Ça commence mollement avec quelques jeunes dans un bar qui passent leur temps à se bourrer les côtes et à aller se repeigner dans les chiottes du bar, tenu par Alex le Grec qui ne cesse de leur répéter que ça finira mal avec toutes leurs conneries. Une sorte d’ouverture d’opéra pour installer le cadre du drame. Ensuite vient une tranche de vie de Georgette et ses copines, une bande de travelos espiègles et excités qui s’enfilent des quantités astronomiques de benzédrine (drogue inconnue jusqu’alors mais qui me semble désormais familière) arrosés au gin. C’est le récit d’une soirée particulière, qui finit en viol de trav consentantes par Vinnie et sa bande (celle qui squatte chez le Grec), et se conclut par le délire sous morphine de Georgette, folle amoureuse de Vinnie et qui se persuade que « Ce. N’était pas. De la merde. » (sur la queue de Vinnie, qui vient de baiser Lee, trav concurrente et ennemie jurée de Georgette). Ainsi se conclue ce chapitre.

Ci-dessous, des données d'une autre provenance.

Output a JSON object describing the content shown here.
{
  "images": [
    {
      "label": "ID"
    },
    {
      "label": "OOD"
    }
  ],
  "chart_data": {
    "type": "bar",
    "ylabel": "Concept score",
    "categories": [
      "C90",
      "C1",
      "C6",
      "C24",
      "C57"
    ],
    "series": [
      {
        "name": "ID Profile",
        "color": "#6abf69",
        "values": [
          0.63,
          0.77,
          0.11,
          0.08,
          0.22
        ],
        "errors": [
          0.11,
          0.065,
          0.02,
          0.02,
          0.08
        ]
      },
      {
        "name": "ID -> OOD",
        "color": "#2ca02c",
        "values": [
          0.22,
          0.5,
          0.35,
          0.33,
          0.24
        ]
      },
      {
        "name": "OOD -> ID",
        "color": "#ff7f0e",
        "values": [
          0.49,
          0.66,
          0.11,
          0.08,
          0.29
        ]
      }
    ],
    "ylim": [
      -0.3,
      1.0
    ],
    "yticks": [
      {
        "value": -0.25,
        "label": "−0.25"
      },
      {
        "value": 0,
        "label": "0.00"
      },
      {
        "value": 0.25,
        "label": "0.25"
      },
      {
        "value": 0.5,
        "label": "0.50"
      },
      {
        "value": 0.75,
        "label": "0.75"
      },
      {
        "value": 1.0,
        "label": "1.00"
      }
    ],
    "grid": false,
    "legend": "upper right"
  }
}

Suivent une scène de mariage burlesque mais anodine et le récit de la vie de Tralala, qui se fout en l’air de militaire en militaire.

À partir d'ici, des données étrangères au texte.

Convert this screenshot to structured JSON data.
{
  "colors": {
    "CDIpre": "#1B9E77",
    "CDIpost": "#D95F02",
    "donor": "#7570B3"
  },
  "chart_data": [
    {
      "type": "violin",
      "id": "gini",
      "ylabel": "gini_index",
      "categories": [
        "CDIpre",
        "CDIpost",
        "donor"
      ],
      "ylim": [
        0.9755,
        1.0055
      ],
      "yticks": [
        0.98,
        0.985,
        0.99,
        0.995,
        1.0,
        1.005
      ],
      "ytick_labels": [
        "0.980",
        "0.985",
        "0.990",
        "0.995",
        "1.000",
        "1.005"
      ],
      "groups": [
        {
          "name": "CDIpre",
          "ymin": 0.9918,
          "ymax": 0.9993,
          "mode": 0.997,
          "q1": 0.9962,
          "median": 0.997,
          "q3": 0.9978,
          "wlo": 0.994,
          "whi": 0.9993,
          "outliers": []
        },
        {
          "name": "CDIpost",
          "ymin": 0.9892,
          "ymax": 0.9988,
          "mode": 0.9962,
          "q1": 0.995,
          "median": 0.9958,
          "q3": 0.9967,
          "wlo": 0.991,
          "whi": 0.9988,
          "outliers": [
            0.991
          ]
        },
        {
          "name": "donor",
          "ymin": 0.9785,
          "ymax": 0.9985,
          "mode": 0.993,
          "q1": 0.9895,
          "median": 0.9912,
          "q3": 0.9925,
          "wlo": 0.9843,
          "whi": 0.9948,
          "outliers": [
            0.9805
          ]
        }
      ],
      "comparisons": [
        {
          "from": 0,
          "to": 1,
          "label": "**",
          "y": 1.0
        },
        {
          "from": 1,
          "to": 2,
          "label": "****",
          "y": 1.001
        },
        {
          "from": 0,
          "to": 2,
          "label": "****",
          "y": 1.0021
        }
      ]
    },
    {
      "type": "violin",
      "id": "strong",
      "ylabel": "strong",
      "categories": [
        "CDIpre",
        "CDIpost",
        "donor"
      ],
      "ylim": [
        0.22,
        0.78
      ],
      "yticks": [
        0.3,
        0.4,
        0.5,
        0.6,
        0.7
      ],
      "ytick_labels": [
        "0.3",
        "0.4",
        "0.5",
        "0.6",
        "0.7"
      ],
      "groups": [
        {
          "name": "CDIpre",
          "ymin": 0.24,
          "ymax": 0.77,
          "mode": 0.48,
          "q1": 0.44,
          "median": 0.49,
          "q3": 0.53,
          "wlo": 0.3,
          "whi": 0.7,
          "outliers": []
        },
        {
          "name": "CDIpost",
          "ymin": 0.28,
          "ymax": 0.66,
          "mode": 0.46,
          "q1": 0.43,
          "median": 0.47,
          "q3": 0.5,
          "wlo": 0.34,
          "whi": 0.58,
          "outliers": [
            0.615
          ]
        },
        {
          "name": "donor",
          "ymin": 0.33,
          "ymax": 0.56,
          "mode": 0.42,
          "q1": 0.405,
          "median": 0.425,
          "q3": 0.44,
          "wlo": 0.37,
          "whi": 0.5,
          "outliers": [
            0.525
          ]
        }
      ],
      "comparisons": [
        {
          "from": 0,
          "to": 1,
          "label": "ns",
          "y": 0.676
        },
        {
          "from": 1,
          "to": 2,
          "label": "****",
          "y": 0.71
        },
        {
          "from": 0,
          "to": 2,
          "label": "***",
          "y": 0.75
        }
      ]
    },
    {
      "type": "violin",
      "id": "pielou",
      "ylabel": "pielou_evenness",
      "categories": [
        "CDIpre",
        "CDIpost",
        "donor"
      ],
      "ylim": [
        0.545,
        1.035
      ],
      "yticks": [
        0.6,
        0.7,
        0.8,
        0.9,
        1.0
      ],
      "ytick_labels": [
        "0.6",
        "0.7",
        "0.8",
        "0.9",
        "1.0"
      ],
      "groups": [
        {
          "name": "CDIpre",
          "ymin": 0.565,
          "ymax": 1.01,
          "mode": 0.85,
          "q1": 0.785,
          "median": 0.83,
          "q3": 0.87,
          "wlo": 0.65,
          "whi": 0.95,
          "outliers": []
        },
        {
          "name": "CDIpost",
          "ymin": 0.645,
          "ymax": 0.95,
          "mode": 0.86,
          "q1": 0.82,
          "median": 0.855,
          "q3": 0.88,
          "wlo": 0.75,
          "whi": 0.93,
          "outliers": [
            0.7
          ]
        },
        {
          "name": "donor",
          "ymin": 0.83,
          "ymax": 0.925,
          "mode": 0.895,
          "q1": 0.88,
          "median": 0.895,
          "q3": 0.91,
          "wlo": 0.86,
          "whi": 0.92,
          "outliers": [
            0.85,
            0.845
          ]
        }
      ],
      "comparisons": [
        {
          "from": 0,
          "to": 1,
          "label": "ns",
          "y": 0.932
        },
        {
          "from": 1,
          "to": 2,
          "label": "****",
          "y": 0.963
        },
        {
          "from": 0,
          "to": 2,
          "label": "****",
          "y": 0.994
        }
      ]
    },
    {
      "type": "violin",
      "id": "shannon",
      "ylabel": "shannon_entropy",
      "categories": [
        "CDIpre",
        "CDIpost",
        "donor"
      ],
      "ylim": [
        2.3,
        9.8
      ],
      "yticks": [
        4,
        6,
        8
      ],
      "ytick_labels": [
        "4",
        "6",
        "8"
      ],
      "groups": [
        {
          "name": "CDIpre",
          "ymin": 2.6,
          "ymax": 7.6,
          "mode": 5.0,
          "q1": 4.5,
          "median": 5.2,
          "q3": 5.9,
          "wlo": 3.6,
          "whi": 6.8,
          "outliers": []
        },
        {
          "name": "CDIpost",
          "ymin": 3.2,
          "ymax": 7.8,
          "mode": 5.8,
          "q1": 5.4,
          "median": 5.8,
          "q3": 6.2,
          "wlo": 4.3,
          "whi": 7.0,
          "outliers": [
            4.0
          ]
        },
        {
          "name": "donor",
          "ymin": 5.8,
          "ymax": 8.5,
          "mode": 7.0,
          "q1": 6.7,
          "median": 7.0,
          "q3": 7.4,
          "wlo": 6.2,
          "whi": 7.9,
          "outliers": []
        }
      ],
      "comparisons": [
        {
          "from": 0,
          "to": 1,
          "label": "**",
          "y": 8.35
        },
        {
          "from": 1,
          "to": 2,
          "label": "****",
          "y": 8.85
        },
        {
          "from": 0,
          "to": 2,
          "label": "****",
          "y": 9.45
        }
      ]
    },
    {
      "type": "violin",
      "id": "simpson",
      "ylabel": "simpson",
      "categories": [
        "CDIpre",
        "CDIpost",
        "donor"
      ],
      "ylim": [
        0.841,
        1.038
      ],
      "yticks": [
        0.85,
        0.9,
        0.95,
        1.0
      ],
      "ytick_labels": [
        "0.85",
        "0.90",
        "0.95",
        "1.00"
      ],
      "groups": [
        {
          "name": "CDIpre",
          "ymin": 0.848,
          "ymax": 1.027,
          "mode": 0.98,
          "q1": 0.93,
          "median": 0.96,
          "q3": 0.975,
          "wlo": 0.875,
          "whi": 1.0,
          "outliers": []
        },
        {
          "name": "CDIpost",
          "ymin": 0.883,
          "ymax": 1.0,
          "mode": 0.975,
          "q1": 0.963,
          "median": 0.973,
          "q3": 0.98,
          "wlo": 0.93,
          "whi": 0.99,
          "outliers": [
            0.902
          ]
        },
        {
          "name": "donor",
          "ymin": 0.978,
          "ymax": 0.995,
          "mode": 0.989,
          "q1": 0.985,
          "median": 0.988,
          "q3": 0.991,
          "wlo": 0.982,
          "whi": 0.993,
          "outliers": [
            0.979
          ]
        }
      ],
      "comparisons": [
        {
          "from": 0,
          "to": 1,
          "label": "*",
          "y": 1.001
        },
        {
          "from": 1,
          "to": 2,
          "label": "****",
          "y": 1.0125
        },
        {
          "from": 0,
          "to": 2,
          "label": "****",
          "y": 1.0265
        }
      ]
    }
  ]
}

La 5ème partie, qui fait prés de la moitié de l’ensemble, est la plus réussie et la plus dérangeante, l’histoire d’Harry, délégué syndical qui rencontre la bande de chez le Grec au cours d’une grève. Il se met par leur intermédiaire à sortir avec des travs, qu’il entretient à coup de notes de frais remboursées par le syndicat. Puis quand la grève s’achève, et avec elle les notes de frais, les travs ne veulent plus entendre parler de lui. Il baisse le froc d’un petit garçon de 10 ans, fout sa bite dans sa bouche ; le gamin se barre en hurlant chercher les gars de chez le Grec qui trucident Harry Black d’une façon atroce en rigolant, le laissent agonisant dans un dernier râle sur le pavé, et retournent se bourrer les côtes dans les chiottes du Grec.

Harry Black est l’un des pires pauvres types que l’on ait jamais croisés dans un roman et on s’identifie quand même à lui ; on jubile quand il retourne une mandale à sa femme, une chieuse imbécile (au lieu de on je devrais écrire je). Et la bande du Grec n’est jamais rien d’autre que la vie ou la fatalité, même pas méchante juste dure, qui pousse chacun vers ses penchants avant de punir pour ces mêmes penchants.

La sixième partie, intitulé « coda » (ce qui signifie conclusion sur les partitions), est difficile à interpréter : nulle trace de la bande du Grec, même si des prénoms reviennent (Vinnie notamment) dans cet espèce de zapping de cité, où des scénettes s’enchaînent d’appartement en appartement, ou sur le banc du square, etc… encore de la violence, de l’égoïsme, de la méchanceté à tous les étages. Morale de l’histoire : tout va mal, tout continuera à aller mal et pourtant la vie continue.